Our final script looks like this:

1
2
3
4
5
6
7
8
9
10
11
12
13
14
15
16
17
18
19
20
21
22
23
24
25
#!/Users/jwhite/python_projects/tandyleather/env-tandyleather/bin/python

import requests
import html5lib
import mandrill
from bs4 import BeautifulSoup

mandrill_client = mandrill.Mandrill("ENTER_API_KEY")

r = requests.get("http://www.tandyleather.com/en/leathercraft-classes")

soup = BeautifulSoup(r.text, 'html5lib')

rva = soup.find("a", attrs={"name": "id_631"}).find_next_sibling("div", class_="store-class")

rva = str(rva)

message = {
  'html': rva,
  'subject': 'Upcoming classes at Tandy Leather',
  'from_email': 'ENTER_FROM_EMAIL_ADDRESS',
  'to': [{'email': 'ENTER_TO_EMAIL_ADDRESS'}]
}

result = mandrill_client.messages.send(message=message)

Notice I did include the location for where our python is located.

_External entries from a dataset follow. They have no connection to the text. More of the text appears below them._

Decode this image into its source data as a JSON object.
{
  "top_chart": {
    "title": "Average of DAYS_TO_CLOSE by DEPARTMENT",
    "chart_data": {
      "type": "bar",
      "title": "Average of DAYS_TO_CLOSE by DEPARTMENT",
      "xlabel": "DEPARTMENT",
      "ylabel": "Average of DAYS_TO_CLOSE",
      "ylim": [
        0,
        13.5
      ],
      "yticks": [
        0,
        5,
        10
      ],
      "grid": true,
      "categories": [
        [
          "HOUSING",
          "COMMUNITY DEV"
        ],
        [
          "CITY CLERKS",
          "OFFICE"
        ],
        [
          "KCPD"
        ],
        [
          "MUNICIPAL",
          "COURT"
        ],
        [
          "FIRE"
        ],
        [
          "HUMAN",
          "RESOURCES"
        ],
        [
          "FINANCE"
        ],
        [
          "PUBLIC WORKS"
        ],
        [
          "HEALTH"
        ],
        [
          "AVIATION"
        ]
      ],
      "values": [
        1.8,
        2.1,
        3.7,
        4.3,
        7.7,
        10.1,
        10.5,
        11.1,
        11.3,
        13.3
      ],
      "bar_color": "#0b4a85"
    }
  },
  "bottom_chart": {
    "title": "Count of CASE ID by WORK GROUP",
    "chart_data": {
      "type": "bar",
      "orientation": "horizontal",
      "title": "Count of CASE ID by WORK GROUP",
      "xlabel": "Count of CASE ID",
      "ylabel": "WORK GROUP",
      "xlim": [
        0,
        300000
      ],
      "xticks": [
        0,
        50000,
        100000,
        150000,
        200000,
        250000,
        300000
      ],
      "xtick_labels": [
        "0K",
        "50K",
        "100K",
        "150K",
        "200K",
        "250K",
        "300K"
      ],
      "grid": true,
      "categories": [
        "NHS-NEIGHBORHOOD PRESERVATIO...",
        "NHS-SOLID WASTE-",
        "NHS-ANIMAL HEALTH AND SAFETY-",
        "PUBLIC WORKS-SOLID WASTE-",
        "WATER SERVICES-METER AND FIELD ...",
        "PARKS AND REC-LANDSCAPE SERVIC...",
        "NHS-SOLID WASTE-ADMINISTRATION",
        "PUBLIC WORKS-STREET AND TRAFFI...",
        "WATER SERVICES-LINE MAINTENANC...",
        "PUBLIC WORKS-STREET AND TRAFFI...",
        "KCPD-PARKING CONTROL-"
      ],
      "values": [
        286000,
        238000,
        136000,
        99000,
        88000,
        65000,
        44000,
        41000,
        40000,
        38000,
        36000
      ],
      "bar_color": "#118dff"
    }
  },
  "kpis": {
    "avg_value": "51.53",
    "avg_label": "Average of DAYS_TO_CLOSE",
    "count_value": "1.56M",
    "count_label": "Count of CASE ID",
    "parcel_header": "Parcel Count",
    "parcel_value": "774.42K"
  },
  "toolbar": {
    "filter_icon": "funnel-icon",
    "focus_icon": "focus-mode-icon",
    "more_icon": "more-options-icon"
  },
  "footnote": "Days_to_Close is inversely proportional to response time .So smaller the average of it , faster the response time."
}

This is required on our server to set a cron job to automatically email ourselves the information.

A cron tutorial is a little outside the scope of this post.

I did promise to show how to do this in Ruby also didn’t I?

Ruby

The Ruby script is VERY similar to the Python version.

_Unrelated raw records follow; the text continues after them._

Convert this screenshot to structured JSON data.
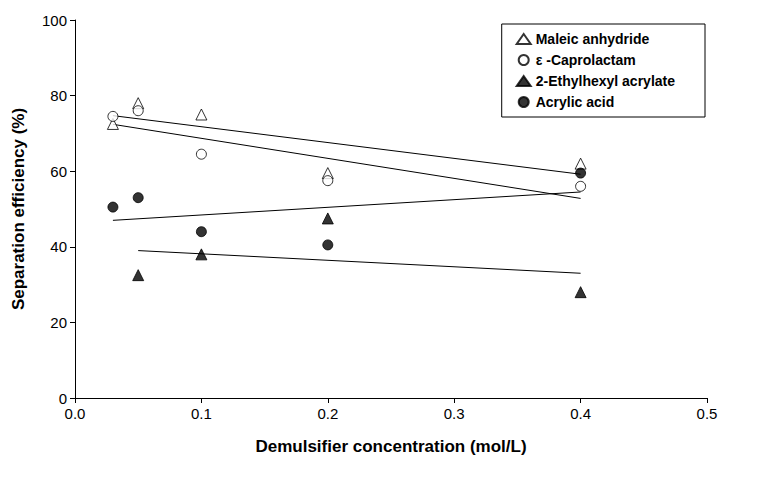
{
  "chart_data": {
    "type": "scatter",
    "x_label": "Demulsifier concentration (mol/L)",
    "y_label": "Separation efficiency (%)",
    "xlim": [
      0,
      0.5
    ],
    "xticks": [
      {
        "value": 0,
        "label": "0.0"
      },
      0.1,
      0.2,
      0.3,
      0.4,
      0.5
    ],
    "ylim": [
      0,
      100
    ],
    "yticks": [
      0,
      20,
      40,
      60,
      80,
      100
    ],
    "grid": false,
    "legend": "top-right",
    "series": [
      {
        "name": "Maleic anhydride",
        "color": "#000000",
        "marker": "triangle-open",
        "x": [
          0.03,
          0.05,
          0.1,
          0.2,
          0.4
        ],
        "values": [
          72.5,
          78,
          75,
          59.5,
          62
        ],
        "trend": {
          "x": [
            0.03,
            0.4
          ],
          "values": [
            74.7,
            59.2
          ]
        }
      },
      {
        "name": "ε -Caprolactam",
        "color": "#000000",
        "marker": "circle-open",
        "x": [
          0.03,
          0.05,
          0.1,
          0.2,
          0.4
        ],
        "values": [
          74.5,
          76,
          64.5,
          57.5,
          56
        ],
        "trend": {
          "x": [
            0.03,
            0.4
          ],
          "values": [
            72.4,
            52.8
          ]
        }
      },
      {
        "name": "2-Ethylhexyl acrylate",
        "color": "#000000",
        "marker": "triangle",
        "x": [
          0.05,
          0.1,
          0.2,
          0.4
        ],
        "values": [
          32.5,
          38,
          47.5,
          28
        ],
        "trend": {
          "x": [
            0.05,
            0.4
          ],
          "values": [
            39,
            33
          ]
        }
      },
      {
        "name": "Acrylic acid",
        "color": "#000000",
        "marker": "circle",
        "x": [
          0.03,
          0.05,
          0.1,
          0.2,
          0.4
        ],
        "values": [
          50.5,
          53,
          44,
          40.5,
          59.5
        ],
        "trend": {
          "x": [
            0.03,
            0.4
          ],
          "values": [
            47,
            54.5
          ]
        }
      }
    ]
  }
}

We’re going to need to install the following gems:

1
2
3
gem install mandrill-api
gem install httparty
gem install nokogiri

We then require our libraries:

1
2
3
require 'mandrill'
require 'nokogiri'
require 'httparty'

We use httparty to get the page:

1
response = HTTParty.get('http://www.tandyleather.com/en/leathercraft-classes')

Put that into a nokogiri object:

1
doc = Nokogiri::HTML(response.body)

Create our connection to mandrill

1
mandrill = Mandrill::API.new 'API_KEY'

We find the section we’re looking for, create a new empty string to hold the information, but then there’s an extra step with nokogiri.

1
2
3
4
5
6
7
8
id_631 = doc.css("a").select{|link| link['name'] == 'id_631'}

rva = ''

id_631.each do |item|
  hr = item.next_element
  rva = hr.next_element.inner_html
end

We have to loop over our id_631 to get the next element, but that’s an <hr>, so we have to get the next element after that which is the div.store-class.

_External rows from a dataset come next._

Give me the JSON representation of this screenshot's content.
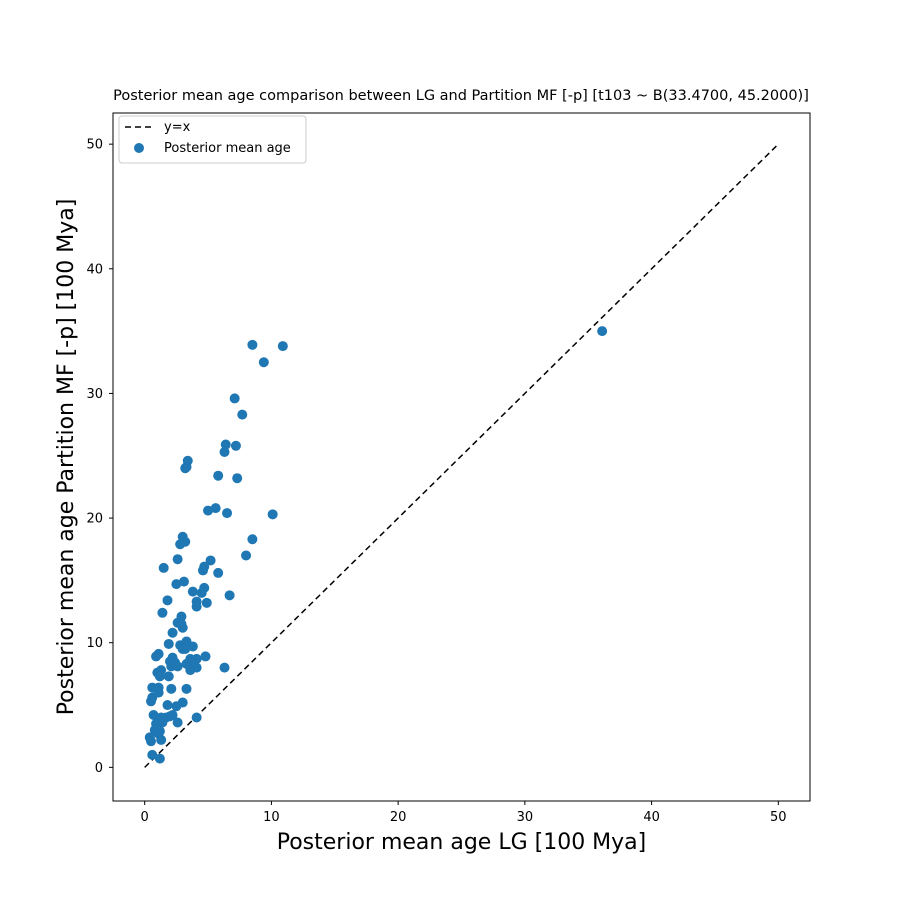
{
  "chart_data": {
    "type": "scatter",
    "title": "Posterior mean age comparison between LG and Partition MF [-p] [t103 ~ B(33.4700, 45.2000)]",
    "xlabel": "Posterior mean age LG [100 Mya]",
    "ylabel": "Posterior mean age Partition MF [-p] [100 Mya]",
    "xlim": [
      -2.5,
      52.5
    ],
    "ylim": [
      -2.7,
      52.5
    ],
    "xticks": [
      0,
      10,
      20,
      30,
      40,
      50
    ],
    "yticks": [
      0,
      10,
      20,
      30,
      40,
      50
    ],
    "grid": false,
    "legend_position": "top-left",
    "colors": {
      "points": "#1f77b4",
      "reference_line": "#000000"
    },
    "series": [
      {
        "name": "y=x",
        "kind": "dashed-line",
        "x": [
          0,
          50
        ],
        "y": [
          0,
          50
        ]
      },
      {
        "name": "Posterior mean age",
        "kind": "scatter",
        "points": [
          [
            36.1,
            35.0
          ],
          [
            8.5,
            33.9
          ],
          [
            10.9,
            33.8
          ],
          [
            9.4,
            32.5
          ],
          [
            7.1,
            29.6
          ],
          [
            7.7,
            28.3
          ],
          [
            6.4,
            25.9
          ],
          [
            7.2,
            25.8
          ],
          [
            6.3,
            25.3
          ],
          [
            3.4,
            24.6
          ],
          [
            3.3,
            24.1
          ],
          [
            3.2,
            24.0
          ],
          [
            5.8,
            23.4
          ],
          [
            7.3,
            23.2
          ],
          [
            5.6,
            20.8
          ],
          [
            5.0,
            20.6
          ],
          [
            6.5,
            20.4
          ],
          [
            10.1,
            20.3
          ],
          [
            3.0,
            18.5
          ],
          [
            3.2,
            18.1
          ],
          [
            2.8,
            17.9
          ],
          [
            8.5,
            18.3
          ],
          [
            8.0,
            17.0
          ],
          [
            2.6,
            16.7
          ],
          [
            5.2,
            16.6
          ],
          [
            1.5,
            16.0
          ],
          [
            4.7,
            16.1
          ],
          [
            4.6,
            15.8
          ],
          [
            5.8,
            15.6
          ],
          [
            3.1,
            14.9
          ],
          [
            2.5,
            14.7
          ],
          [
            4.7,
            14.4
          ],
          [
            3.8,
            14.1
          ],
          [
            4.5,
            14.0
          ],
          [
            6.7,
            13.8
          ],
          [
            1.8,
            13.4
          ],
          [
            4.1,
            13.3
          ],
          [
            4.9,
            13.2
          ],
          [
            4.1,
            12.9
          ],
          [
            1.4,
            12.4
          ],
          [
            2.9,
            12.1
          ],
          [
            2.6,
            11.6
          ],
          [
            2.9,
            11.5
          ],
          [
            3.0,
            11.2
          ],
          [
            2.2,
            10.8
          ],
          [
            3.3,
            10.1
          ],
          [
            1.9,
            9.9
          ],
          [
            2.8,
            9.8
          ],
          [
            3.8,
            9.7
          ],
          [
            3.0,
            9.5
          ],
          [
            3.2,
            9.5
          ],
          [
            1.1,
            9.1
          ],
          [
            0.9,
            8.9
          ],
          [
            4.8,
            8.9
          ],
          [
            2.2,
            8.8
          ],
          [
            3.6,
            8.7
          ],
          [
            4.1,
            8.7
          ],
          [
            2.0,
            8.5
          ],
          [
            2.4,
            8.4
          ],
          [
            3.3,
            8.3
          ],
          [
            2.1,
            8.1
          ],
          [
            3.8,
            8.0
          ],
          [
            4.1,
            8.0
          ],
          [
            6.3,
            8.0
          ],
          [
            1.3,
            7.8
          ],
          [
            2.6,
            8.1
          ],
          [
            3.6,
            7.8
          ],
          [
            1.0,
            7.6
          ],
          [
            1.9,
            7.3
          ],
          [
            1.2,
            7.3
          ],
          [
            0.6,
            6.4
          ],
          [
            1.1,
            6.4
          ],
          [
            2.1,
            6.3
          ],
          [
            3.3,
            6.3
          ],
          [
            1.1,
            6.0
          ],
          [
            0.6,
            5.6
          ],
          [
            0.5,
            5.3
          ],
          [
            1.8,
            5.0
          ],
          [
            3.0,
            5.2
          ],
          [
            2.5,
            4.9
          ],
          [
            0.7,
            4.2
          ],
          [
            1.3,
            4.0
          ],
          [
            2.0,
            4.1
          ],
          [
            1.7,
            4.0
          ],
          [
            2.2,
            4.2
          ],
          [
            4.1,
            4.0
          ],
          [
            1.1,
            3.7
          ],
          [
            1.4,
            3.6
          ],
          [
            0.9,
            3.5
          ],
          [
            2.6,
            3.6
          ],
          [
            0.8,
            3.0
          ],
          [
            1.2,
            2.9
          ],
          [
            1.1,
            2.7
          ],
          [
            0.4,
            2.4
          ],
          [
            0.5,
            2.1
          ],
          [
            1.3,
            2.2
          ],
          [
            0.6,
            1.0
          ],
          [
            1.2,
            0.7
          ]
        ]
      }
    ]
  }
}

We build the message the same way as before but using Ruby hashrocket syntax.

1
2
3
4
5
6
7
message = {
  "html" => rva,
  "subject" => "Upcoming classes at Tandy Leather",
  "from_name" => "Jody White",
  "to" => [{"email" => TO_EMAIL}],
  "from_email" => FROM_EMAIL
}

Then make the call to mandrill to send.

1
result = mandrill.messages.send message

The entire script is:

1
2
3
4
5
6
7
8
9
10
11
12
13
14
15
16
17
18
19
20
21
22
23
24
25
26
27
28
29
30
#!/Users/jwhite/.rbenv/shims/ruby

require 'mandrill'
require 'nokogiri'
require 'httparty'

response = HTTParty.get('http://www.tandyleather.com/en/leathercraft-classes')

doc = Nokogiri::HTML(response.body)

mandrill = Mandrill::API.new 'API_KEY'

id_631 = doc.css("a").select{|link| link['name'] == 'id_631'}

rva = ''

id_631.each do |item|
  hr = item.next_element
  rva = hr.next_element.inner_html
end

message = {
  "html" => rva,
  "subject" => "Upcoming classes at Tandy Leather",
  "from_name" => "Jody White",
  "to" => [{"email" => TO_EMAIL}],
  "from_email" => FROM_EMAIL
}

result = mandrill.messages.send message

And that’s it!

Summary

This was a quick and fun project to put together. And useful! I set my cron job to run every Sunday morning at 8am. I tested out my cron job and it was working when I set it a minute into the future, but the real test will be tomorrow morning!